Вспоминаю свое время, там было совсем иначе: я вступал в нашу боевую группу не для того, чтобы устроиться. Я верил, но эта вера рождалась, ясно вижу, из неверия моего: я не имел сил быть с самим собой, передо мной была пропасть и, как хорошо помню, пропасть эта
Сила марксизма состоит в том же самом, что было в религии: входить в сознание необразованных масс общества. Но религия входила в сознание на основе прирожденных способностей человека в несчастии — искать Утешителя, в счастии — благодарить высшего Хозяина жизни. Идеи социализма овладевают сознанием масс через посредство их повседневных интересов здесь на земле…
Только вера в Бога или…
Две женщины между собой говорили о всем понемножку, одна рассказала, что у них умерла учительница.
— Кто же теперь у нас учит? — спросила вторая женщина.
Первая ответила:
— Сикушку прислали.
Я спросил, — что это значит, сикушка. Она сказала:
— Вроде обезьянки.
За столом сидел молодой человек, совершенно лысый не в ущерб лицу: высокий лоб его необыкновенно правильный, чистый, глаза юношеские, улыбка лукавая. Это был знаменитый начетчик марксизма, большевистский священник Леопольд Авербах. Рядом с ним сидел дьякон марксизма, юноша Ермилов, сын журналиста. Лицо его чисто русское, румяное, пузырем. В деревянном его голосе была отталкивающая надменность, чванство, самоуверенность. Казалось, он мог стать ногами на живого человека и, помахивая кадилом, бормотать в отходную вслед за попом что-нибудь из Плеханова или Перевезнева. Часа два, рассматривая доклад Горбова, сличая слова его об искусстве с текстом Плеханова, Чернышевского, Белинского, они отпевали заступника нимфы Галатеи…

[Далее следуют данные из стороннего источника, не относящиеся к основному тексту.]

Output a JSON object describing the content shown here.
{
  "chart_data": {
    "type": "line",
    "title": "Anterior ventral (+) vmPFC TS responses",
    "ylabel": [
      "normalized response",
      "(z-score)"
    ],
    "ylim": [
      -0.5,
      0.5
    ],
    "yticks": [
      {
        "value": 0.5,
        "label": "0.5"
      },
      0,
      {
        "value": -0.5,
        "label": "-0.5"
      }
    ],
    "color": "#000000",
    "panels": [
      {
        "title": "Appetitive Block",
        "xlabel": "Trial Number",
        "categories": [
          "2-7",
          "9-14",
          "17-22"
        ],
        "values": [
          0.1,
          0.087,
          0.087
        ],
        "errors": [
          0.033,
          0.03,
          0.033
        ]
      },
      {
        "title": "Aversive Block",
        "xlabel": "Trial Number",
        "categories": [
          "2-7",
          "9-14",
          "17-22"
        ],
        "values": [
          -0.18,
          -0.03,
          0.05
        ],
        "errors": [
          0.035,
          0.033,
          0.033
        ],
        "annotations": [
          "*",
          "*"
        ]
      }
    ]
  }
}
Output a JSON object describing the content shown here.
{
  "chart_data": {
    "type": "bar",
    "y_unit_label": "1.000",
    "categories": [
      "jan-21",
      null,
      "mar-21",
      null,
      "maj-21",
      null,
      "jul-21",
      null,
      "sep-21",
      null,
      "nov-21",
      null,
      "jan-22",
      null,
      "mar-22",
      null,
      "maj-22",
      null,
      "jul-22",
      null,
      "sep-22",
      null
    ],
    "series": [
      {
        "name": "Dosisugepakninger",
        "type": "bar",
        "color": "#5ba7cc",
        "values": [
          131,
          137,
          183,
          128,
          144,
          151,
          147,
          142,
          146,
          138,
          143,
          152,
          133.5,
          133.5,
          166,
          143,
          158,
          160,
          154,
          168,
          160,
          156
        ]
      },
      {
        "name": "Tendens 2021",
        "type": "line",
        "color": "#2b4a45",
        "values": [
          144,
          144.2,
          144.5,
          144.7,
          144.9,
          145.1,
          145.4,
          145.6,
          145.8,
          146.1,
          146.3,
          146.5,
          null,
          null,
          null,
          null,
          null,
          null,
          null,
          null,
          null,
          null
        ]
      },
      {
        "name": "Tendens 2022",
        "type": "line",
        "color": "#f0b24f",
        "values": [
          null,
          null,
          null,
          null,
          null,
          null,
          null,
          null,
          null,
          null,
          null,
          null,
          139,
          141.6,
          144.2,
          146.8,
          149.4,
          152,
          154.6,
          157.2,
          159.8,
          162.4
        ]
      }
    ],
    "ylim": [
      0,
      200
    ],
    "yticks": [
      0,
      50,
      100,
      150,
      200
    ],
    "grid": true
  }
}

Религия, стремящаяся переместить блаженство будущего человечества на том свете в этот земной мир, неплоха, потому что если нет загробного мира, то надо воспользоваться коротким бытием и провести его лучше. И если бы случилось, что все-таки и загробный мир существует, то хорошая жизнь на земле не помешает той, потому что в хорошей жизни люди меньше грешат. Мне кажется, мужики охотно перешли бы в религию социализма, если бы не…
В чем тут дело?
Если не ошибаюсь, то вся трагедия современности не относится к существу новой веры, а к личности Ленина, который взял на себя государственную власть… отсюда все пошло и потому именно не расцветает искусство у этих самоуверенных поэтов на государственном бюджете.